High-Protein Vegan Delight
Energize Your Day with a High-Protein Vegan Delight

About this recipe
Packed with plant-based protein and vibrant flavors, this vegan delight combines quinoa, chickpeas, and fresh vegetables for a satisfying and nourishing meal.
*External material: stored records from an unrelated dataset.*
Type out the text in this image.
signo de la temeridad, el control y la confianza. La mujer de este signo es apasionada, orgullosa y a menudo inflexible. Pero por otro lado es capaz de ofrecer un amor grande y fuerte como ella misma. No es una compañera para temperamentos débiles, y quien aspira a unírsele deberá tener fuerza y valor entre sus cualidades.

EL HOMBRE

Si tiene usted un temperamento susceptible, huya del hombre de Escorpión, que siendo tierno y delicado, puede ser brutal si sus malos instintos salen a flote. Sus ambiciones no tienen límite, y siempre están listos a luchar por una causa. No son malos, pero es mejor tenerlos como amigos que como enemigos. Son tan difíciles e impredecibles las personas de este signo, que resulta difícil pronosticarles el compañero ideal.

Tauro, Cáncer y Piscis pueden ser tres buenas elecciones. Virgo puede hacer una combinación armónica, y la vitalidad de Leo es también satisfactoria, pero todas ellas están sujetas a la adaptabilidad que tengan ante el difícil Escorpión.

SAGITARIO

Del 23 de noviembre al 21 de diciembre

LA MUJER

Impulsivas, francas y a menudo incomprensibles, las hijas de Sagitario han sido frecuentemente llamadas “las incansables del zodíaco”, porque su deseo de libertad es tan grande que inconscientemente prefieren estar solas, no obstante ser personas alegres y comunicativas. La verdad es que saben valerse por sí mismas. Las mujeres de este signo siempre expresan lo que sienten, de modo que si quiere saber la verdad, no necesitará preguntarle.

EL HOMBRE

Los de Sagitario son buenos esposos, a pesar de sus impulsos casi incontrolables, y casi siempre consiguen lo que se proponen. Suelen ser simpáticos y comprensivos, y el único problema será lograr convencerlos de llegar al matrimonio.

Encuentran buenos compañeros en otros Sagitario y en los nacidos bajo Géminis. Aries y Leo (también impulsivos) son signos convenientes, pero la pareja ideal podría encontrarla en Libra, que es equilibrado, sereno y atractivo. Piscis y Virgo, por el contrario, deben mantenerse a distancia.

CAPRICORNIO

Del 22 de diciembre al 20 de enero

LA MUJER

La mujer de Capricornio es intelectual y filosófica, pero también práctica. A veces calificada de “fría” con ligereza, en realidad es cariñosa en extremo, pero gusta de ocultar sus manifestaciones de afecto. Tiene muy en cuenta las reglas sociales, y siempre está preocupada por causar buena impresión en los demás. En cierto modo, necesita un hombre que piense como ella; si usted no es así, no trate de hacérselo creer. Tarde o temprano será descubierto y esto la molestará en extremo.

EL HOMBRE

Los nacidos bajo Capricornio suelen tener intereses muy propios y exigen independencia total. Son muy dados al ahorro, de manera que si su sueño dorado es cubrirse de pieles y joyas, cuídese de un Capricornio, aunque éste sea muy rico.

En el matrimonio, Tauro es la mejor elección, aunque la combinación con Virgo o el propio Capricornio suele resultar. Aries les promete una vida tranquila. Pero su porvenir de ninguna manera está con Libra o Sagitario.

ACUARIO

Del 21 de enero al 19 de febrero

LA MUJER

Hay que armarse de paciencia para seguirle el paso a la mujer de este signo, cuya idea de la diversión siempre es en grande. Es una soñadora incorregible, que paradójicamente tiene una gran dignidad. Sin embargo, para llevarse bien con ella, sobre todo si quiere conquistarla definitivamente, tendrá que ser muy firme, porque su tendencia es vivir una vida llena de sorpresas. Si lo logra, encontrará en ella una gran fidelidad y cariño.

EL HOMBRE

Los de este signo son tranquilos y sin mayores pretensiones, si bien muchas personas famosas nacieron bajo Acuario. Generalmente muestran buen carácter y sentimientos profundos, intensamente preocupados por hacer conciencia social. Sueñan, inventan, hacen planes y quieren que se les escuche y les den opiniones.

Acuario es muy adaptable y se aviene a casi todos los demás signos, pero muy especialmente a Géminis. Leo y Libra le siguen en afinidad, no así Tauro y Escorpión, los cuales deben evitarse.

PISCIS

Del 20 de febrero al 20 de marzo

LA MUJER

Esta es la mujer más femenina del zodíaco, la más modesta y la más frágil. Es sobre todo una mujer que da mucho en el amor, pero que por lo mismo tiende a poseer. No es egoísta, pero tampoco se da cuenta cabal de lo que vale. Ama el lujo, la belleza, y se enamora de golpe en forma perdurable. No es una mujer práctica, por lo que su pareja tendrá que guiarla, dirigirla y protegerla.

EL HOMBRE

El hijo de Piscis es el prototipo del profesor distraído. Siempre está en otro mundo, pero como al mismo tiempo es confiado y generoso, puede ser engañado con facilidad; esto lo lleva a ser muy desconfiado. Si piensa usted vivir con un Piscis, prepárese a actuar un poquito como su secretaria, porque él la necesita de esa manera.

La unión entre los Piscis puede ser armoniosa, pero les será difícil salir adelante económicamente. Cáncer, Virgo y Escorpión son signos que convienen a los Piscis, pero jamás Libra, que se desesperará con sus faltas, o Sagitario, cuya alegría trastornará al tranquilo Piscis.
Perfect for a post-workout boost or a healthy dinner, this dish is not only delicious but also easy to prepare.
Ingredients
- 1 cup quinoa
- 1 can (15 oz) chickpeas, drained and rinsed
- 1 red bell pepper, diced
- 1 yellow bell pepper, diced
- 1 small red onion, diced
- 1 avocado, diced
- 1/4 cup chopped fresh cilantro
- 1/4 cup chopped fresh parsley
- 1/4 cup chopped fresh mint
- 1/4 cup olive oil
- 2 tablespoons lemon juice
- 1 teaspoon ground cumin
- 1/2 teaspoon smoked paprika
- Salt and pepper to taste
Directions
- 1
Rinse quinoa under cold water and cook according to package instructions.
- 2
In a large bowl, combine cooked quinoa, chickpeas, diced bell peppers, red onion, and avocado.
- 3
Add chopped cilantro, parsley, and mint to the mixture and gently toss.
- 4
In a separate bowl, whisk together olive oil, lemon juice, cumin, smoked paprika, salt, and pepper.
- 5
Pour the dressing over the quinoa mixture and toss until well combined.
- 6
Serve immediately or refrigerate for a chilled salad.
Chef's tip
Adjust the seasoning according to your preference or add a pinch of chili flakes for extra heat.